Thursday 13 August 2009

Hiking on the Oregon Coast


Penelope and I hiked the Pacific Crest trail north out of Cannon Beach OR. The trail winds up from Ecola State Park over Tillamook Head and then over a high point of 1130 ft. and then down into Seaside OR. We hiked a bit more than four miles, a bit past the high point; rather than loosing all that elevation only to have to regain it again on the way back, we turned around and walked back to Ecola State Park the way we'd come. We'd hoped to find a camping spot with a view of the Pacific, or even a path down to the beach. We carried a small tent, sleeping bags, some food, water and a stove; but the approved camping area was in dark dank forest far from the open views. We'd hoped to find a more suitable (if illegal) site further north but did not.
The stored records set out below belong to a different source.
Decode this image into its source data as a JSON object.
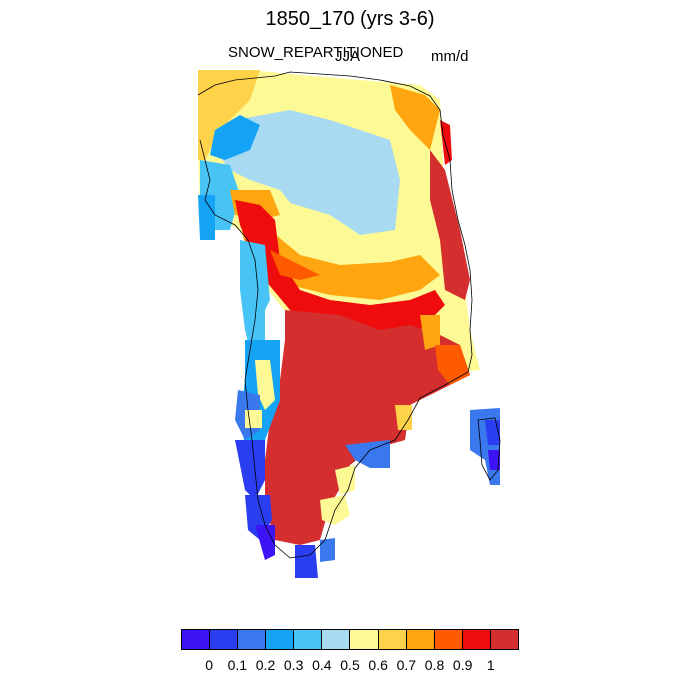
{
  "figure": {
    "title": "1850_170 (yrs 3-6)",
    "variable": "SNOW_REPARTITIONED",
    "season": "JJA",
    "units": "mm/d"
  },
  "colorbar": {
    "colors": [
      "#3c14f5",
      "#2a3df0",
      "#3a78ee",
      "#15a4f5",
      "#47c4f5",
      "#a8daf1",
      "#fdfa96",
      "#fed34a",
      "#fea50f",
      "#fe5a00",
      "#ee0c0c",
      "#d52e2e"
    ],
    "labels": [
      "0",
      "0.1",
      "0.2",
      "0.3",
      "0.4",
      "0.5",
      "0.6",
      "0.7",
      "0.8",
      "0.9",
      "1"
    ]
  },
  "map": {
    "region": "Greenland",
    "coastline_color": "#000000"
  }
}
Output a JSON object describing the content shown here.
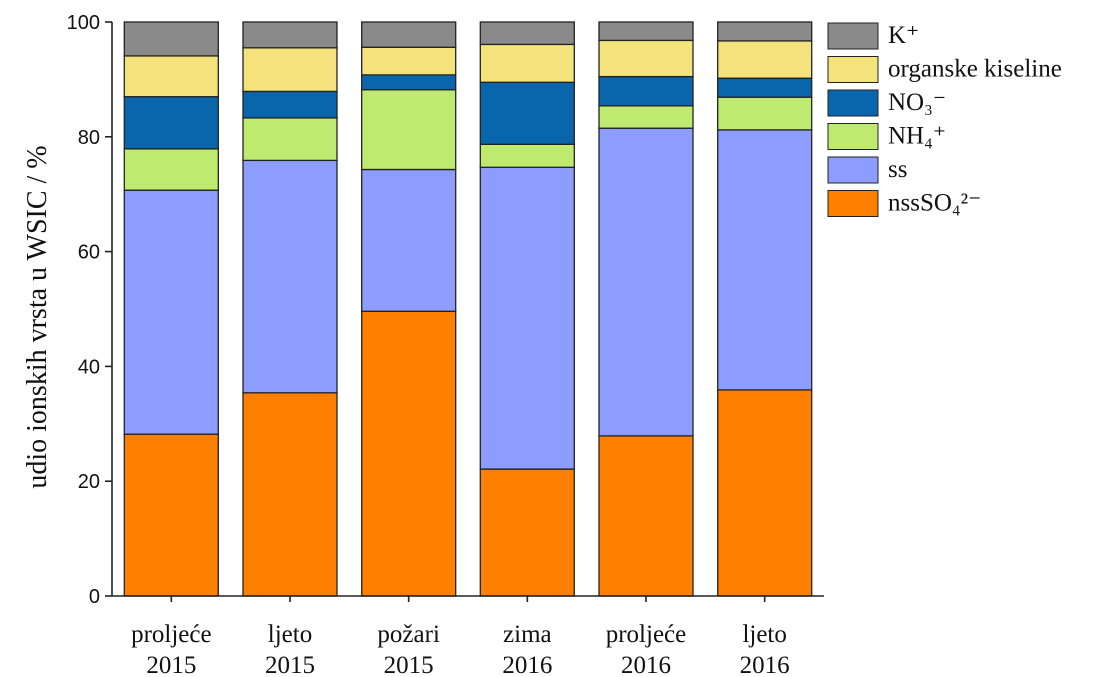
{
  "chart_data": {
    "type": "bar",
    "stacked": true,
    "ylabel": "udio ionskih vrsta u WSIC / %",
    "ylim": [
      0,
      100
    ],
    "yticks": [
      0,
      20,
      40,
      60,
      80,
      100
    ],
    "grid": false,
    "legend_position": "top-right",
    "categories": [
      [
        "proljeće",
        "2015"
      ],
      [
        "ljeto",
        "2015"
      ],
      [
        "požari",
        "2015"
      ],
      [
        "zima",
        "2016"
      ],
      [
        "proljeće",
        "2016"
      ],
      [
        "ljeto",
        "2016"
      ]
    ],
    "series": [
      {
        "name": "nssSO₄²⁻",
        "key": "nssso4",
        "color": "#ff8000",
        "values": [
          28.2,
          35.4,
          49.6,
          22.1,
          27.9,
          35.9
        ]
      },
      {
        "name": "ss",
        "key": "ss",
        "color": "#8c9cff",
        "values": [
          42.5,
          40.5,
          24.7,
          52.6,
          53.6,
          45.3
        ]
      },
      {
        "name": "NH₄⁺",
        "key": "nh4",
        "color": "#bfea70",
        "values": [
          7.2,
          7.4,
          13.9,
          4.0,
          3.9,
          5.7
        ]
      },
      {
        "name": "NO₃⁻",
        "key": "no3",
        "color": "#0966ad",
        "values": [
          9.1,
          4.6,
          2.6,
          10.8,
          5.1,
          3.3
        ]
      },
      {
        "name": "organske kiseline",
        "key": "organic",
        "color": "#f4e37d",
        "values": [
          7.1,
          7.6,
          4.8,
          6.6,
          6.3,
          6.5
        ]
      },
      {
        "name": "K⁺",
        "key": "k",
        "color": "#8a8a8a",
        "values": [
          5.9,
          4.5,
          4.4,
          3.9,
          3.2,
          3.3
        ]
      }
    ]
  }
}
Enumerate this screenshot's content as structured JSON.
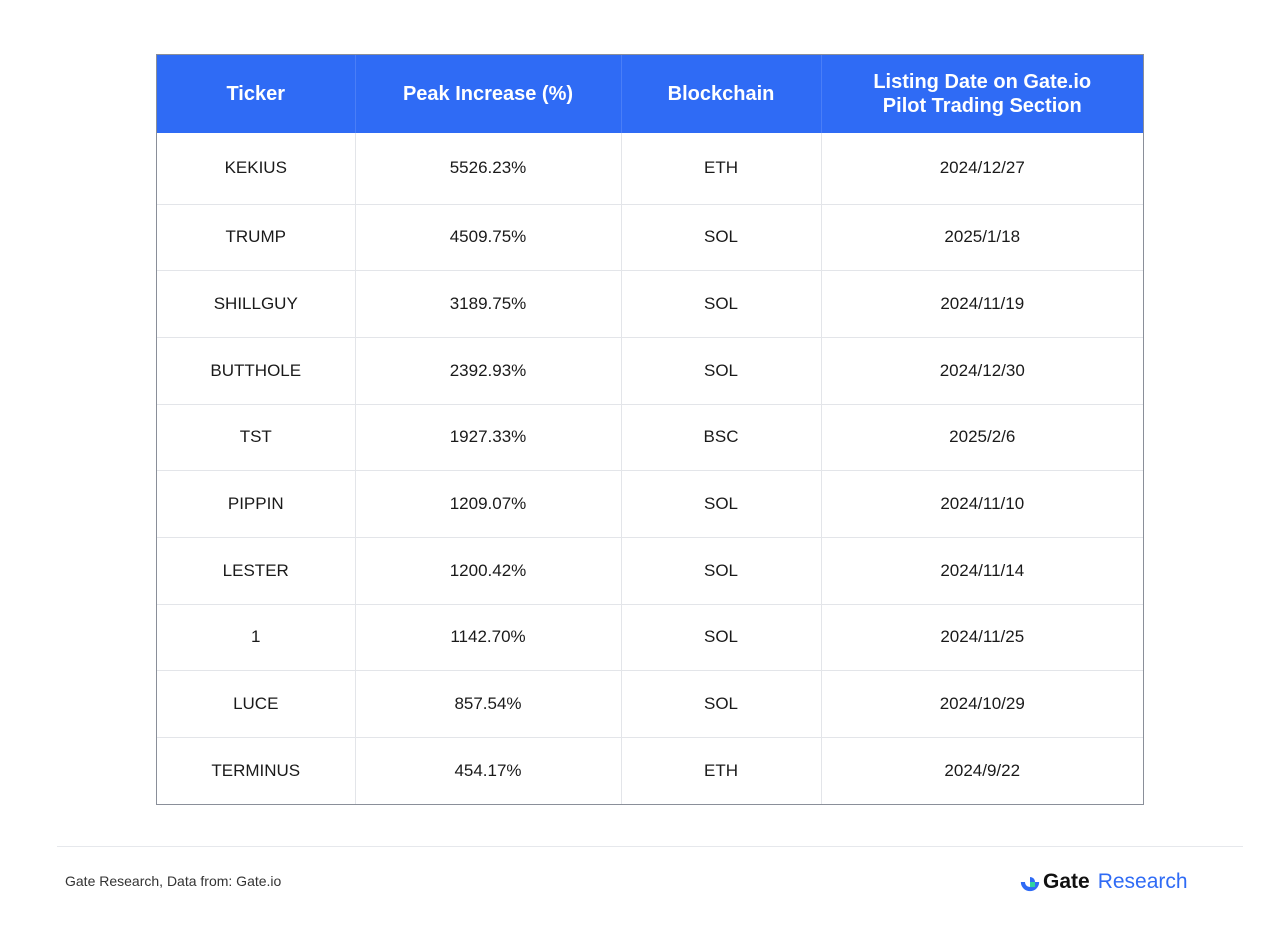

Somehow I relished the thought of a night of illegal camping; subversive activity.


Coming from the arid Rocky Mountain west, the dripping dense forests of the Oregon coast seem more foreign than they might have fifteen years ago when we lived in Ithaca. The trail follows the crest of the cliff face which drops off 800 ft and more to the ocean below but the thickness of the growth only very rarely affords even a partial glimpse of the ocean beyond. It felt odd to us to be so close to the edge of such a precipice and to never have a view beyond. Climbing to the rim, only yards from the trail for much of its length here, the drop off was staggering in that it is near vertical and yet is thick with lush overgrowth; ferns, alders and other plants I do not know, and there were even huge Sitka spruce clinging to that absurdly vegetated cliff.



Beyond Tillamook Head we heard a colony of seals frantically barking far below, we never saw them. I could not help but think that one of the great white sharks recently sighted just a mile north in Seaside had stirred the seals into such frenzy.